Deputy Speaker of the Cherokee Nation Tribal Council
- In office August 29, 2013 – August 2015
- Succeeded by: Victoria Vazquez

Cherokee Nation Tribal Councilor for the 6th district
- In office 2007 – August 2015
- Preceded by: Position established
- Succeeded by: Bryan Warner

Personal details
- Born: Janelle Echo Lattimore December 11, 1945 Sequoyah County, Oklahoma, U.S.
- Died: December 10, 2016 (aged 70) Sallisaw, Oklahoma, U.S.
- Citizenship: Cherokee Nation United States
- Children: 2
- Education: Northeastern State University

= Janelle Fullbright =

Cherokee politician and educator (1945–2016)

Janelle Echo Lattimore Fullbright (December 11, 1945 – December 10, 2016) was a Cherokee politician and educator who was a member of the Cherokee Nation Tribal Council representing District 6 from 2007 to 2015. She served as the deputy speaker from 2013 to 2015.

== Life ==
Fullbright was born on December 11, 1945, to S. Loyd Lattimore and Juanita Garvin Lattimore in the Akins/Miller Ridge Community near Akins, Oklahoma. She was a Cherokee Nation citizen. The youngest of three children, Fullbright graduated from Central High School in the early 1960s. She earned a bachelor's degree in education from Northeastern State University and later obtained two master's degree.

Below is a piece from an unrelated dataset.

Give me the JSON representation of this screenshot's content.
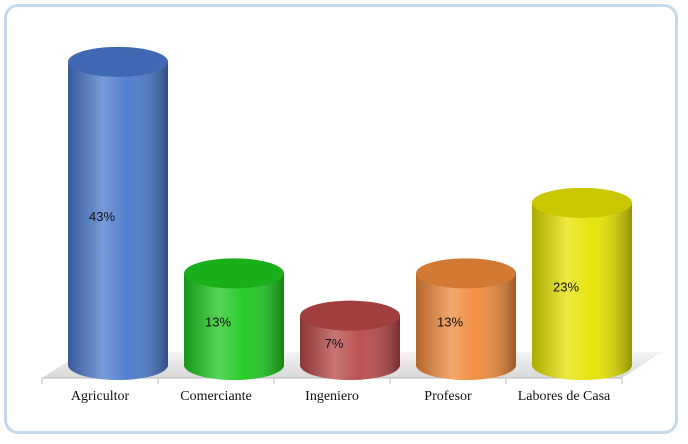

Fullbright was an elementary school teacher at Central Elementary. She was involved in her community as a member of the First Presbyterian Church in Sallisaw. Fullbright married Alfred Fullbright on March 26, 1964, and they had two children. In 1996, Fullbright was appointed by principal chief Joe Byrd to the Cherokee Nation gaming commission.

Fullbright served on the Cherokee Nation Tribal Council for district 6 from 2007 to 2015. During this period, she was served a two-year term as deputy speaker starting on August 29, 2013. Fullbright was chair of the health committee. She supported the establishment of a dialysis center at the Redbird Smith Health Center in Sallisaw, the re-establishment of the Cherokee Nation Housing Authority, the expansion of the Cherokee Casino Roland, and the increase of the Cherokee Nation Higher Education Scholarship. Term limited, Fullbright was succeeded by Bryan Warner. In 2015, principal chief Bill John Baker awarded Fullbright the Cherokee Nation Statesman Award. The same year, he appointed her to the Cherokee Nation Business Board. In this role, she served on the audit, governance and legal and cultural committees. Fullbright died on December 10, 2016, in her home in Sallisaw.